Avec la volonté de régénérer ce qui dégénère, les intervenants ont fait preuve de beaucoup de lucidité et de civisme durant tout le débat, certes. Le point néanmoins est que, malgré la rhétorique de Rousseau qui attribue les inégalités à l’avènement de l’agriculture et par conséquence de la propriété, il n’est question dans toute cette controverse ni de sagesse ni de propriété mais d’assujettissement. Comme la matière tend à la forme, la Société, œuvre de l’action de masses humaines, aspire à se constituer en Autorités Souveraines dont le Droit Public légitime le pouvoir. Par contre, bien que jaloux de leurs intérêts, les Hommes qui la composent, sujets du Droit Civil, ne sont pas d’ordinaire en mesure de se choisir un Etat ; si une option leur est laissée, c’est entre deux et si l’on perd l’un on tombe sous la coupe d’un autre qui ne s’encombrera pas de valeurs morales à la Platon, mais, par la ruse, la loi ou la force, selon les contingences de l’Histoire, comme le pensait Machiavel dès le XVIème siècle (Le Prince), il se fera l’organisateur de la contrainte, incompatible avec l’idée d’Homme.

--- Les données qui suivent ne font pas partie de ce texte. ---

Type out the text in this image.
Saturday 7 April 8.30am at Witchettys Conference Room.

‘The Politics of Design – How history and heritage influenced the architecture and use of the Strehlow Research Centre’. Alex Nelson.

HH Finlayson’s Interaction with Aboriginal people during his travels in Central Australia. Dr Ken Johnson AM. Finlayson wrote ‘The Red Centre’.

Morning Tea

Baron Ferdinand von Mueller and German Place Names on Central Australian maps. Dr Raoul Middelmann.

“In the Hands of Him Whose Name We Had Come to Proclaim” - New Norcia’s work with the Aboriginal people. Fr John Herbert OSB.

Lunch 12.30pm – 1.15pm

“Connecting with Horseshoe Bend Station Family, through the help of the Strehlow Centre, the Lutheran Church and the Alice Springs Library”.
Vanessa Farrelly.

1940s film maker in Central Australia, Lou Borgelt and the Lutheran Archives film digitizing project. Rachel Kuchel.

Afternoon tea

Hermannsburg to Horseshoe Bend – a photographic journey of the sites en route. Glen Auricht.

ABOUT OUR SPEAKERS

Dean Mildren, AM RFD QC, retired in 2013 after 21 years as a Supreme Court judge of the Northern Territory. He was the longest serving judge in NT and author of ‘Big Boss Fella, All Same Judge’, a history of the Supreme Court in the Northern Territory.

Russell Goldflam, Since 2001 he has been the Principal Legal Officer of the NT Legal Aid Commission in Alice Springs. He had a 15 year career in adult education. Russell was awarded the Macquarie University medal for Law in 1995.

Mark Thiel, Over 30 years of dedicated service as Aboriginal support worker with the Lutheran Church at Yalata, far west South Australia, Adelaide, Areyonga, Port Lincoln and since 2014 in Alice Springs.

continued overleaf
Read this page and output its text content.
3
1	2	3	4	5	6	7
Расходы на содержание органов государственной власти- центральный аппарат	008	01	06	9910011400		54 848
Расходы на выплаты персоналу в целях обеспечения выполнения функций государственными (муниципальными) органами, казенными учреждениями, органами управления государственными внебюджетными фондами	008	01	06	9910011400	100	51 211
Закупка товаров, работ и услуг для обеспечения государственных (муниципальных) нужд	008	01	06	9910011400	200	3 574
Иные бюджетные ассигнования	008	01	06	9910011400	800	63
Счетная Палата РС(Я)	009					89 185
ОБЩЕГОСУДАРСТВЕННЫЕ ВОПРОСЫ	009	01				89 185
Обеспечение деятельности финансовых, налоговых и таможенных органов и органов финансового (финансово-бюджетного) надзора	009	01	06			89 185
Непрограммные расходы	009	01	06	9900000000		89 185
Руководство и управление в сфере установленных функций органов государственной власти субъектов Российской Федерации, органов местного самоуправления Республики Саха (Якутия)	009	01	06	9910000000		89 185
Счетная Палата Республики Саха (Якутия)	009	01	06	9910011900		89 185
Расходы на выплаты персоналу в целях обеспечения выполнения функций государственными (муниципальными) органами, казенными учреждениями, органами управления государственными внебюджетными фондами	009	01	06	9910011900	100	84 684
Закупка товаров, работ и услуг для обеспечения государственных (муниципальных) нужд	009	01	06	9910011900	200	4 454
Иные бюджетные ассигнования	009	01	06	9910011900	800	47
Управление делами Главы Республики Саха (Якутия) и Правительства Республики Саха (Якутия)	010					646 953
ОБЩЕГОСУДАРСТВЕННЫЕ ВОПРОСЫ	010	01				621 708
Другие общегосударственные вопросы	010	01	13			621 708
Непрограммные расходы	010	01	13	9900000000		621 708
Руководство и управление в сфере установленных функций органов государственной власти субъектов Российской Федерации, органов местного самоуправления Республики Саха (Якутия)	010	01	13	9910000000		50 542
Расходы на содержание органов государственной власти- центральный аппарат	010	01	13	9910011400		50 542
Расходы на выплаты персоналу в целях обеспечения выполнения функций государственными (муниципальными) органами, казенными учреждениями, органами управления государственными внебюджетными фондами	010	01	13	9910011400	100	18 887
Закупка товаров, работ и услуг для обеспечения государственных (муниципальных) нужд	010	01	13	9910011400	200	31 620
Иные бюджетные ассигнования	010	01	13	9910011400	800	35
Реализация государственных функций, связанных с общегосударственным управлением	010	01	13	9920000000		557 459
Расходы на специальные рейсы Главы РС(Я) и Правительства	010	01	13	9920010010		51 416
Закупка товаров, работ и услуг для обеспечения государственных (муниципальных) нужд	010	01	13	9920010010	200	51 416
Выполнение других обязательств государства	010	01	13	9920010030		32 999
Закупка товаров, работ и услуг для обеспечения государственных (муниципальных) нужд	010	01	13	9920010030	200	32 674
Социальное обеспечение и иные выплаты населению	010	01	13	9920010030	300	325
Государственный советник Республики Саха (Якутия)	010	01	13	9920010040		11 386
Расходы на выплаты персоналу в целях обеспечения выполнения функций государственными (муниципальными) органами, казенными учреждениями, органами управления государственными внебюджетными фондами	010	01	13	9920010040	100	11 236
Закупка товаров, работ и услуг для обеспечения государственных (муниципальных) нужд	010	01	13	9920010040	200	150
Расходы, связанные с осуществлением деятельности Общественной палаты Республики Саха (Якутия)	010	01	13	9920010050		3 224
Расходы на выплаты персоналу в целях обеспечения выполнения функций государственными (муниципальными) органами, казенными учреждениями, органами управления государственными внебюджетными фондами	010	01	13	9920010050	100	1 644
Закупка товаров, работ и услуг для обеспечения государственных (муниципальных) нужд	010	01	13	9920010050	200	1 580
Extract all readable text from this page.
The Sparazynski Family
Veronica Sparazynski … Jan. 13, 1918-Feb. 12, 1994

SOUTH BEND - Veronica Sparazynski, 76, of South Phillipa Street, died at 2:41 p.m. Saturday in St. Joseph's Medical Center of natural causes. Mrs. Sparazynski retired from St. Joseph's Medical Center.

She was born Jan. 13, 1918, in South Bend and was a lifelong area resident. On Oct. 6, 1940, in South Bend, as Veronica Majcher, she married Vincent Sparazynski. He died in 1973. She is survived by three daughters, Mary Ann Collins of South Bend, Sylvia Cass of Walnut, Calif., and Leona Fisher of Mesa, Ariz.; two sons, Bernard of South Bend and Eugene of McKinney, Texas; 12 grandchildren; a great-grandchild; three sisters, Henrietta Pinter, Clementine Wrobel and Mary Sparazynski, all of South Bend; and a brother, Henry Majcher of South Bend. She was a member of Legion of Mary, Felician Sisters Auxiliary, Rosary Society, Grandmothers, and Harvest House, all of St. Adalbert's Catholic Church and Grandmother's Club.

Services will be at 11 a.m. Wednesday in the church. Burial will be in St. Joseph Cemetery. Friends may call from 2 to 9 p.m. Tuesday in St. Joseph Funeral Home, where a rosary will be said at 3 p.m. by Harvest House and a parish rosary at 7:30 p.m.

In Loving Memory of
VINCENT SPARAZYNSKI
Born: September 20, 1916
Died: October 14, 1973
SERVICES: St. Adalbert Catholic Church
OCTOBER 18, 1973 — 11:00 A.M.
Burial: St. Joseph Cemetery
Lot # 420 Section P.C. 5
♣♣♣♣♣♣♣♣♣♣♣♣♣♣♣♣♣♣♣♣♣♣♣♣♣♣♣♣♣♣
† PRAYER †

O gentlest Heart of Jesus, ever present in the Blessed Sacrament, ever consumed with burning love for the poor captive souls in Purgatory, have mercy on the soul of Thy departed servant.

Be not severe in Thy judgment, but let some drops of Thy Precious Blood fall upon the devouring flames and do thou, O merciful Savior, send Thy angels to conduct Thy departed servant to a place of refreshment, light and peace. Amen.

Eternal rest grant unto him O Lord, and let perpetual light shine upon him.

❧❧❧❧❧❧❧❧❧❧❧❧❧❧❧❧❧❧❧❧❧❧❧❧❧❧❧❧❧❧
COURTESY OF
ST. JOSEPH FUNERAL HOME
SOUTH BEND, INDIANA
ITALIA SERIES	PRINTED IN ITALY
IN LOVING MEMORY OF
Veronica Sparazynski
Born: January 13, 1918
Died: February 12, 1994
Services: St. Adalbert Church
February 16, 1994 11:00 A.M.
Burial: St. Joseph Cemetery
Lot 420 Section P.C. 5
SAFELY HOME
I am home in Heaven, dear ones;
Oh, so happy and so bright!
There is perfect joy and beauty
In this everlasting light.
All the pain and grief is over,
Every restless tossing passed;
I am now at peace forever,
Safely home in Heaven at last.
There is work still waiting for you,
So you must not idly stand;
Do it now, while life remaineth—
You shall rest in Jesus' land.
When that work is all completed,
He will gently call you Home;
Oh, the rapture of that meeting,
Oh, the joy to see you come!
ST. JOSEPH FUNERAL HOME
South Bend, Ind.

Sachant que la TV leur bourre le mou, la sagesse commande donc aux citoyens de déjouer l’équivocité du mot « Cité », aussi bien forme de vie communautaire que pouvoir coercitif. La crainte inspirée est le maître mot de tout Pouvoir, auquel le régime démocratique n’échappe pas. Celui-ci est une institution politique aussi légitime qu’une autre et, en tant que forme désincarnée de gouvernement, il aspire tout autant à la violence, au point d’obliger ses sujets à une coopération forcée qui subsiste justement en raison de la divergence de destinées, publique et privée, une crise de Pouvoir étant invariablement identifiée à une crise du civisme.

Faut pas rêver. « Ne vous demandez pas ce que la Nation peut faire pour vous, mais ce que vous pouvez faire pour la nation », avait apostrophé un jour John Kennedy ses concitoyens leur assenant son fait.